Your friend, child, brother, or parent can’t get a mortgage or a car loan so they ask you to be a co-signer. Of course you will be a hero and co-sign for your loved one! But beware of the dangers before doing so.
In reality, the lender is assuming that the odds are fairly high that there will be a default on the loan, otherwise, why would they need someone else to co-sign on the loan? There are certainly many situations that the loan never goes bad, but why take such a chance? Consider this:
If the borrower defaults on the loan, then your credit will take a hit because you are personally responsible for the loan. The lender may also come after you for payments on a loan that you never benefited from. Actually, you had almost all of the risk without any real benefit.
If you are familiar with Murphy’s law, then you know that what can happen will happen.
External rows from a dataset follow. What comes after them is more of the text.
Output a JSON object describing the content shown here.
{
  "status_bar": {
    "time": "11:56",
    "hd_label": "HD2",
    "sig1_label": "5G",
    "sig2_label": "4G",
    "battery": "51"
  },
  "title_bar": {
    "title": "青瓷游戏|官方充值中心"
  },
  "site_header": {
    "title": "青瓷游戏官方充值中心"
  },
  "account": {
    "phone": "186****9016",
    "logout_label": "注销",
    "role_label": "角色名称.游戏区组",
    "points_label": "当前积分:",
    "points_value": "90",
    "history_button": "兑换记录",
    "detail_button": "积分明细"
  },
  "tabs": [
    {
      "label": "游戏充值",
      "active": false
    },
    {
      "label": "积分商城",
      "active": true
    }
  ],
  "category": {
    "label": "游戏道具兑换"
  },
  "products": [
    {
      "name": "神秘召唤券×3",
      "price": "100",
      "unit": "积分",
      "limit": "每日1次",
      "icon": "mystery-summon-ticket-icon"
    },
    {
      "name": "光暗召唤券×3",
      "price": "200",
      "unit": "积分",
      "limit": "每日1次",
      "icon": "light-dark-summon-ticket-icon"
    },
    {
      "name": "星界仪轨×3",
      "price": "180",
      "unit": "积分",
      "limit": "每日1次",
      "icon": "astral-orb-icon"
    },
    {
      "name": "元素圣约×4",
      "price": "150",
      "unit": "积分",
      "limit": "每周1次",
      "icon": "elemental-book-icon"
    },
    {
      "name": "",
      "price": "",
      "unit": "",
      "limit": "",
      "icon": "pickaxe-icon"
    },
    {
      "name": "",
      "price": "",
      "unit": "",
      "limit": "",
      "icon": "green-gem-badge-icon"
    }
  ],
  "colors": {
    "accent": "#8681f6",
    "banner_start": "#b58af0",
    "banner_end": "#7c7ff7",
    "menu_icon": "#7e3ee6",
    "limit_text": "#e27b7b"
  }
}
So, what if you are ready to obtain a mortgage or finance a car and then find out that the loan you co-signed went bad? You may not qualify for the loan for yourself or the terms may not be as favorable as they were originally.
One last item to consider is the damage to the relationship once a co-signed loan goes bad. As Polonius said over 400 years ago in Shakespeare’s Hamlet, “Neither a borrower nor a lender be; For loan oft loses both itself and friend . . .” Even thousands of years before Shakespeare numerous bible versus were also written to warn against co-signing such as Proverbs 22:26-27 and Sirach 29:16-18.